If you want to make the table smaller it's best to look at splitting some columns off into another table. If you'd like to pursue that option, post the entire structure. But note that the number of columns doesn't affect speed that much. I mean it can, but it's way down on the list of things that will slow you down.
Finally, 3,000 rows per day is about 1 million rows per year. If the database is tolerably well designed, MySQL can handle this easily.
Addendum: partial table structures plus sample query and pseudocode added to question.
The pseudocode shows the package table being queried all at once, then matching package_content rows being queried one at a time. This is a very slow way to go about things; better to use a JOIN:
SELECT
package.id,
user_id,
package_name,
date,
package_content.*
FROM package
INNER JOIN package_content on package.id = package_content.id
WHERE whatever
ORDER BY whatever
That will speed things up right away.
If you're displaying on a web page, be sure to limit results with a WHERE clause - nobody will want to see 1,000 or 3,000 or 1,000,000 packages on a single web page :)

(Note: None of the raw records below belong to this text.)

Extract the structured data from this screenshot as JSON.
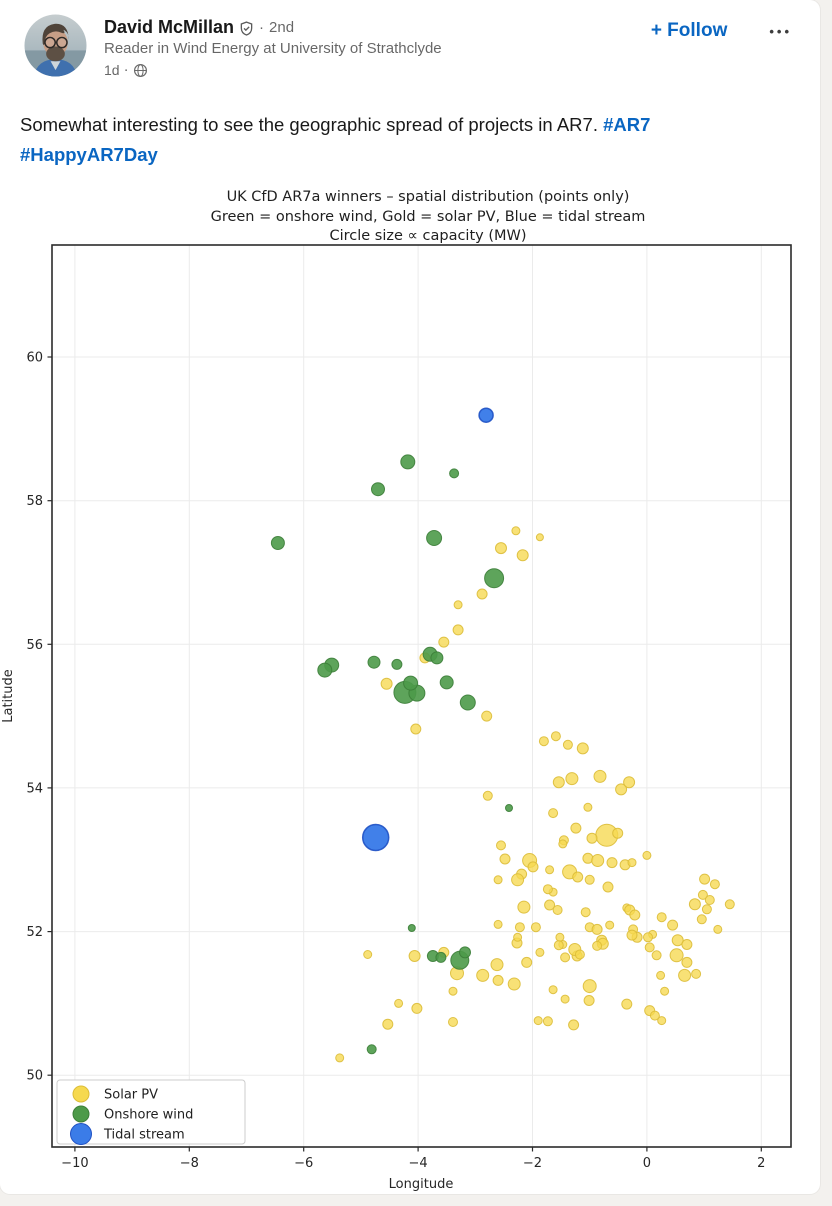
{
  "post": {
    "author": {
      "name": "David McMillan",
      "degree": "2nd",
      "degree_sep": "·",
      "headline": "Reader in Wind Energy at University of Strathclyde",
      "time": "1d",
      "time_sep": "·"
    },
    "follow_label": "+ Follow",
    "overflow_label": "•••",
    "body": {
      "text": "Somewhat interesting to see the geographic spread of projects in AR7.",
      "hashtag1": "#AR7",
      "hashtag2": "#HappyAR7Day"
    }
  },
  "colors": {
    "linkedin_blue": "#0a66c2",
    "solar": "#f6d94f",
    "onshore": "#4d9a49",
    "tidal": "#3b7ce8",
    "page_bg": "#f3f1ee"
  },
  "chart_data": {
    "type": "scatter",
    "title_lines": [
      "UK CfD AR7a winners – spatial distribution (points only)",
      "Green = onshore wind, Gold = solar PV, Blue = tidal stream",
      "Circle size ∝ capacity (MW)"
    ],
    "xlabel": "Longitude",
    "ylabel": "Latitude",
    "xlim": [
      -10.4,
      2.52
    ],
    "ylim": [
      49.0,
      61.56
    ],
    "xticks": [
      -10,
      -8,
      -6,
      -4,
      -2,
      0,
      2
    ],
    "yticks": [
      50,
      52,
      54,
      56,
      58,
      60
    ],
    "grid": true,
    "grid_color": "#ebebeb",
    "frame_color": "#2b2b2b",
    "legend": {
      "position": "lower left",
      "items": [
        {
          "label": "Solar PV",
          "color": "#f6d94f",
          "edge": "#dcbd38",
          "r": 8
        },
        {
          "label": "Onshore wind",
          "color": "#4d9a49",
          "edge": "#3c7e38",
          "r": 8
        },
        {
          "label": "Tidal stream",
          "color": "#3b7ce8",
          "edge": "#1f51c4",
          "r": 10.5
        }
      ]
    },
    "series": [
      {
        "name": "Solar PV",
        "color": "#f6d94f",
        "edge": "#dcbd38",
        "opacity": 0.78,
        "stroke_width": 1,
        "points": [
          [
            -2.29,
            57.58,
            4
          ],
          [
            -1.87,
            57.49,
            3.5
          ],
          [
            -2.55,
            57.34,
            5.5
          ],
          [
            -2.17,
            57.24,
            5.5
          ],
          [
            -2.88,
            56.7,
            5
          ],
          [
            -3.3,
            56.55,
            4
          ],
          [
            -3.3,
            56.2,
            5
          ],
          [
            -3.55,
            56.03,
            5
          ],
          [
            -3.88,
            55.81,
            5
          ],
          [
            -4.55,
            55.45,
            5.5
          ],
          [
            -2.8,
            55.0,
            5
          ],
          [
            -4.04,
            54.82,
            5
          ],
          [
            -1.8,
            54.65,
            4.5
          ],
          [
            -1.59,
            54.72,
            4.5
          ],
          [
            -1.38,
            54.6,
            4.5
          ],
          [
            -1.12,
            54.55,
            5.5
          ],
          [
            -1.54,
            54.08,
            5.5
          ],
          [
            -1.31,
            54.13,
            6
          ],
          [
            -0.82,
            54.16,
            6
          ],
          [
            -0.45,
            53.98,
            5.5
          ],
          [
            -0.31,
            54.08,
            5.5
          ],
          [
            -2.78,
            53.89,
            4.5
          ],
          [
            -1.64,
            53.65,
            4.5
          ],
          [
            -1.03,
            53.73,
            4
          ],
          [
            -1.24,
            53.44,
            5
          ],
          [
            -0.7,
            53.34,
            11
          ],
          [
            -0.51,
            53.37,
            5
          ],
          [
            -0.96,
            53.3,
            5
          ],
          [
            -1.45,
            53.27,
            4.5
          ],
          [
            -1.47,
            53.22,
            4
          ],
          [
            -2.55,
            53.2,
            4.5
          ],
          [
            -2.48,
            53.01,
            5
          ],
          [
            -2.05,
            52.99,
            7
          ],
          [
            -1.99,
            52.9,
            5
          ],
          [
            -1.7,
            52.86,
            4
          ],
          [
            -2.19,
            52.8,
            5
          ],
          [
            -2.26,
            52.72,
            6
          ],
          [
            -2.6,
            52.72,
            4
          ],
          [
            -1.35,
            52.83,
            7
          ],
          [
            -1.21,
            52.76,
            5
          ],
          [
            -1.03,
            53.02,
            5
          ],
          [
            -0.86,
            52.99,
            6
          ],
          [
            -0.61,
            52.96,
            5
          ],
          [
            -0.38,
            52.93,
            5
          ],
          [
            -0.26,
            52.96,
            4
          ],
          [
            0.0,
            53.06,
            4
          ],
          [
            -1.64,
            52.55,
            4
          ],
          [
            -1.73,
            52.59,
            4.5
          ],
          [
            -1.0,
            52.72,
            4.5
          ],
          [
            -1.7,
            52.37,
            5
          ],
          [
            -1.56,
            52.3,
            4.5
          ],
          [
            -2.15,
            52.34,
            6
          ],
          [
            -2.6,
            52.1,
            4
          ],
          [
            -2.22,
            52.06,
            4.5
          ],
          [
            -1.94,
            52.06,
            4.5
          ],
          [
            -1.07,
            52.27,
            4.5
          ],
          [
            -1.0,
            52.06,
            4.5
          ],
          [
            -0.68,
            52.62,
            5
          ],
          [
            -0.35,
            52.33,
            4
          ],
          [
            -0.3,
            52.3,
            5
          ],
          [
            -0.21,
            52.23,
            5
          ],
          [
            0.26,
            52.2,
            4.5
          ],
          [
            0.45,
            52.09,
            5
          ],
          [
            -0.87,
            52.03,
            5
          ],
          [
            -0.65,
            52.09,
            4
          ],
          [
            -0.24,
            52.03,
            4.5
          ],
          [
            -0.17,
            51.92,
            5
          ],
          [
            -0.79,
            51.88,
            5
          ],
          [
            0.1,
            51.96,
            4
          ],
          [
            0.02,
            51.92,
            4.5
          ],
          [
            -0.26,
            51.95,
            5
          ],
          [
            0.54,
            51.88,
            5.5
          ],
          [
            0.7,
            51.82,
            5
          ],
          [
            0.05,
            51.78,
            4.5
          ],
          [
            0.17,
            51.67,
            4.5
          ],
          [
            0.52,
            51.67,
            6.5
          ],
          [
            0.7,
            51.57,
            5
          ],
          [
            -0.77,
            51.83,
            5.5
          ],
          [
            -0.87,
            51.8,
            4.5
          ],
          [
            -1.22,
            51.66,
            5
          ],
          [
            -1.26,
            51.75,
            6
          ],
          [
            -1.17,
            51.68,
            4.5
          ],
          [
            -1.47,
            51.82,
            4
          ],
          [
            -1.43,
            51.64,
            4.5
          ],
          [
            -1.52,
            51.92,
            4
          ],
          [
            -2.27,
            51.84,
            5
          ],
          [
            -2.26,
            51.92,
            4
          ],
          [
            -2.1,
            51.57,
            5
          ],
          [
            -1.87,
            51.71,
            4
          ],
          [
            -1.54,
            51.81,
            4.5
          ],
          [
            -2.62,
            51.54,
            6
          ],
          [
            -2.87,
            51.39,
            6
          ],
          [
            -2.6,
            51.32,
            5
          ],
          [
            -2.32,
            51.27,
            6
          ],
          [
            -3.32,
            51.42,
            6.5
          ],
          [
            -3.55,
            51.71,
            5
          ],
          [
            -4.06,
            51.66,
            5.5
          ],
          [
            -4.88,
            51.68,
            4
          ],
          [
            -3.39,
            51.17,
            4
          ],
          [
            -1.64,
            51.19,
            4
          ],
          [
            -1.0,
            51.24,
            6.5
          ],
          [
            -1.01,
            51.04,
            5
          ],
          [
            -1.43,
            51.06,
            4
          ],
          [
            -0.35,
            50.99,
            5
          ],
          [
            0.05,
            50.9,
            5
          ],
          [
            0.14,
            50.83,
            4.5
          ],
          [
            0.26,
            50.76,
            4
          ],
          [
            -1.28,
            50.7,
            5
          ],
          [
            -1.73,
            50.75,
            4.5
          ],
          [
            -1.9,
            50.76,
            4
          ],
          [
            -4.34,
            51.0,
            4
          ],
          [
            -4.02,
            50.93,
            5
          ],
          [
            -4.53,
            50.71,
            5
          ],
          [
            -3.39,
            50.74,
            4.5
          ],
          [
            -5.37,
            50.24,
            4
          ],
          [
            0.24,
            51.39,
            4
          ],
          [
            0.66,
            51.39,
            6
          ],
          [
            0.86,
            51.41,
            4.5
          ],
          [
            0.31,
            51.17,
            4
          ],
          [
            1.01,
            52.73,
            5
          ],
          [
            1.19,
            52.66,
            4.5
          ],
          [
            0.98,
            52.51,
            4.5
          ],
          [
            1.1,
            52.44,
            4.5
          ],
          [
            0.84,
            52.38,
            5.5
          ],
          [
            1.05,
            52.31,
            4.5
          ],
          [
            1.45,
            52.38,
            4.5
          ],
          [
            0.96,
            52.17,
            4.5
          ],
          [
            1.24,
            52.03,
            4
          ]
        ]
      },
      {
        "name": "Onshore wind",
        "color": "#4d9a49",
        "edge": "#3c7e38",
        "opacity": 0.9,
        "stroke_width": 1,
        "points": [
          [
            -4.18,
            58.54,
            7
          ],
          [
            -3.37,
            58.38,
            4.5
          ],
          [
            -4.7,
            58.16,
            6.5
          ],
          [
            -6.45,
            57.41,
            6.5
          ],
          [
            -3.72,
            57.48,
            7.5
          ],
          [
            -2.67,
            56.92,
            9.5
          ],
          [
            -3.79,
            55.86,
            7
          ],
          [
            -3.67,
            55.81,
            6
          ],
          [
            -4.77,
            55.75,
            6
          ],
          [
            -4.37,
            55.72,
            5
          ],
          [
            -5.51,
            55.71,
            7
          ],
          [
            -5.63,
            55.64,
            7
          ],
          [
            -3.5,
            55.47,
            6.5
          ],
          [
            -4.23,
            55.33,
            11
          ],
          [
            -4.02,
            55.32,
            8
          ],
          [
            -4.13,
            55.46,
            7
          ],
          [
            -3.13,
            55.19,
            7.5
          ],
          [
            -2.41,
            53.72,
            3.5
          ],
          [
            -4.11,
            52.05,
            3.5
          ],
          [
            -3.74,
            51.66,
            5.5
          ],
          [
            -3.6,
            51.64,
            5
          ],
          [
            -3.27,
            51.6,
            9
          ],
          [
            -3.18,
            51.71,
            5.5
          ],
          [
            -4.81,
            50.36,
            4.5
          ]
        ]
      },
      {
        "name": "Tidal stream",
        "color": "#3b7ce8",
        "edge": "#1f51c4",
        "opacity": 0.97,
        "stroke_width": 1.5,
        "points": [
          [
            -2.81,
            59.19,
            7
          ],
          [
            -4.74,
            53.31,
            13
          ]
        ]
      }
    ]
  }
}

Finally, as I mentioned before, the number of columns isn't a huge worry for query optimization, but...
Having a really wide result row means more data has to go across the wire from MySQL to PHP, and
It isn't likely you'll be able to display 30+ columns of information on a web page without it looking terrible, especially if you're reading lots of rows.
With that in mind, you'll be better of picking specific package_content columns in your query instead of picking them all with a SELECT *.
Don't combine any columns, this is no use and might even be slower in the end.
You should use indexes on a column where you query at. I do have a website with about 30 columns where atm are around 600.000 results. If you use EXPLAIN before a query, you should see if it uses any indexes. If you got a JOIN with 2 values and a WHERE at the same table. You should make a combined index with the 3 columns, in order from JOIN -> WHERE. If you join on the same table, you should see this as a seperate index.
For example:
SELECT p.name, p.id, c.name, c2.name
FROM product p
JOIN category c ON p.cat_id=c.id
JOIN category c2 ON c.parent_id=c2.id AND name='Niels'
WHERE p.filterX='blaat'
You should have an combined index at category
parent_id,name
AND
id (probably the AI)
A index on product
cat_id
filterX
With this easy solution you can optimize queries from NOT DOABLE to 0.10 seconds, or even faster.
If you use MySQL 5.6 you should step over to INNODB because MySQL is better with optimizing JOINS and sub queries. Also MySQL will try to run them into MEMORY which will make it a lot faster aswel. Please keep in mind that backupping INNODB tables might need some extra attention.
You might also think about making MEMORY tables for super fast querieing (you do still need indexes).
You can also optimize by making integers size 4 (4 bytes, not 11 characters). And not always using VARCHAR 255.